Además, se están reparando los bancos de la plaza. Estas actuaciones responden, según apuntan desde el Ayuntamiento, «a la necesidad de eliminar un peligro del que los propios vecinos habían alertado recientemente».

Asimismo, hoy mismo hay programada una reunión entre el presidente de la asociación de vecinos y los concejales de Infraestructuras y Descentralización, Diego Ortega y de Distrito, Irene Ruiz, «para abordar posibles actuaciones de mayor envergadura a realizar en el futuro», según han indicado las fuentes consultadas. Los técnicos del Ayuntamiento ya estaban planteando, en coordinación con la Confederación Hidrográfica del Segura, el llevar a cabo una actuación integral en la plaza, según informaron fuentes municipales a este diario hace varias semanas.

Protesta vecinal

La reunión es fruto del malestar de los vecinos, que denuncian la «falta de transparencia» del Gobierno a la hora de acometer estas obras urgentes. Estos llegaron incluso al punto de manifestarse ayer en la plaza con una cacerolada para exigir respuestas.
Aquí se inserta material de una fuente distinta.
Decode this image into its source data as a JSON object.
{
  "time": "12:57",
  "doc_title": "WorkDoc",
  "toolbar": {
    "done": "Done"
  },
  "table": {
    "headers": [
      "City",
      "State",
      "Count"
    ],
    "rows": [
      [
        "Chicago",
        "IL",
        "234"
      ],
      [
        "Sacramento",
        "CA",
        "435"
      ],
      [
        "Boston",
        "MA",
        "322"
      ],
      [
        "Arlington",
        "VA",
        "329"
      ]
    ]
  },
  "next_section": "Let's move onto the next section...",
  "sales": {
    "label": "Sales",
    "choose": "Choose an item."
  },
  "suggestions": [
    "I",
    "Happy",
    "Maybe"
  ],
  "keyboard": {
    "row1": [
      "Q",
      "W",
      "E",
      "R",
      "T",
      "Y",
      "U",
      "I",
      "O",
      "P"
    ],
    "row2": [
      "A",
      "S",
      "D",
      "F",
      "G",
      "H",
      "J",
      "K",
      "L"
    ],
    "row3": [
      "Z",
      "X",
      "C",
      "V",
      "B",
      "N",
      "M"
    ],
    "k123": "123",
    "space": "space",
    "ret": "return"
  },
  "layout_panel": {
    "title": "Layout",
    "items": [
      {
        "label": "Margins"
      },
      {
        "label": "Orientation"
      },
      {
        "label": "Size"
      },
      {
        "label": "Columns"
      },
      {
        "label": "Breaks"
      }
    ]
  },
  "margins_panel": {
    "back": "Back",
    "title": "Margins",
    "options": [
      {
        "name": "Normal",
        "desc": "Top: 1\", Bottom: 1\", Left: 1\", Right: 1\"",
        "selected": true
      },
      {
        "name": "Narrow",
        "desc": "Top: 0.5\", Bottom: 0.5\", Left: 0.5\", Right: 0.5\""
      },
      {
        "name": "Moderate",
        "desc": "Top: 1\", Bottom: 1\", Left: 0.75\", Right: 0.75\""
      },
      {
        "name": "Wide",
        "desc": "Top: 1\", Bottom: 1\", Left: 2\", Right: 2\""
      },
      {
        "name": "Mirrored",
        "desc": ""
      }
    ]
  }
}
Durante el encuentro con el Ayuntamiento, los vecinos expresarán su deseo de que se haga «una rehabilitación integral de la plaza». «No queremos parches, ni chapuzas. Queremos que la plaza Molina deje de ser una zona inundable, que se compruebe su estado estructural y que cuente con más zonas peatonales para fomentar el tránsito turístico», ha declarado el presidente de la asociación de vecinos, David García.

Asimismo, consideran que «la mejora «debe incluir una red de recogida de pluviales adecuada, ya que las actuales son insuficientes, pues cada vez que llueve la plaza Molina, así como sus calles aledañas, se inundan y hay establecimientos que sufren daños muy considerables». También solicitan el refuerzo de la estructura, «pues por debajo de la plaza pasa una rambla, que de ceder podría provocar un hundimiento con daños considerables».

Vecinos, comerciantes y colectivos del barrio, que alegan estar «cansados de la situación», amenazaron incluso con paralizar la obra hasta saber qué se va a hacer con su plaza.